Нет, этот разговор не привёл Олега в состояние спортивной бодрости. Скорее наоборот: Сёмин показался ему неоправданно оптимистичным. Хотя, может быть, это ещё одна мизансцена пережитого сегодня «театрального действа». Очень уж дешёвым наигрышем отдавало всё услышанное им от Сёмина по телефону. А на самом деле через месяц-другой может случиться перевёртыш: начальство, вникнув в ситуацию и расценив её как провал в работе, начнёт искать стрелочника. На кого Сёмин свалит? На него, Рябикина! Практичный Андрей Владленович сдаст его не задумываясь, в этом Олег не сомневался. Мало ли у него, Сёмина, других шустрых помощников. Обойдётся. Тогда его, Рябикина, просто выкинут из этой системы. Выкинут навсегда.
И с твёрдой уверенностью в том, что Сёмин сейчас по телефону не столько сообщал новости, сколько готовил его к возможному драматическому повороту событий, Олег извлёк из пыльных недр старого шкафа, заставленного двумя рядами книг, таившуюся там плоскую бутылку французского «Марте-ля», спрятанную от самого себя на крайний случай. Нацедив в фужер двойную дозу, он кинул в рот вторую таблетку снотворного, запив её коньяком.
13
Трудно ему стало передвигаться по Москве. Олег не только ловил на себе пристальные взгляды и замечал иронические улыбки, как бывало раньше. Теперь он сам в вагонной тесноте всматривался в лица стоящих рядом, ожидая этих улыбок и взглядов. Ему теперь почему-то казалось, что однажды он непременно столкнётся здесь, в метро, с Сергиенковой. Как-то на «Лубянке», ускорив шаг к вагону, он не успел войти, двери захлопнулись у его лица. За их стеклом, в полуметре от него, держась за поручень, стояла женщина в бежевом плаще и таком же берете, с кокетливо повязанной пёстрой косынкой на шее. Она смотрела на него в упор, не отводя взгляда, и он, упираясь рукой в стекло, прошёл, почти пробежал несколько метров рядом с набирающим скорость вагоном, разглядывая её. И потом, дожидаясь другого поезда, стоял на платформе в некотором ошеломлении, не понимая: зачем бежал? Убеждал себя: уехавшая незнакомка не похожа на Елену Ивановну, просто такой же комплекции и одного с ней возраста. А лицо другое. Но взгляд, да, взгляд такой же.

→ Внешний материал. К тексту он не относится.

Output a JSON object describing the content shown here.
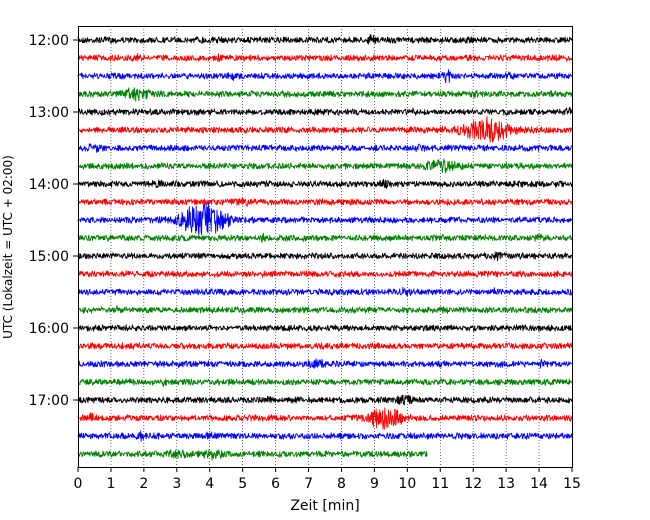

Теперь и в отношениях с Алевтиной – чувствовал Олег – что-то заколебалось и сдвинулось, пропитывая его неясной тревогой. Он приезжал, как всегда, по пятницам в восемь вечера, загружал холодильник тем, что купил по надиктованному ею списку, смотрел по телевизору новости, пока она, что-то напевая, готовила на кухне ужин. В новостях его раздражало всё – дорожные аварии с искорёженными автомобилями, священнослужители в храмах возле колеблющихся огоньков свечей, сообщения об арестах провинциальных городских начальников, особенно – их лица в зале суда за решётчатой перегородкой.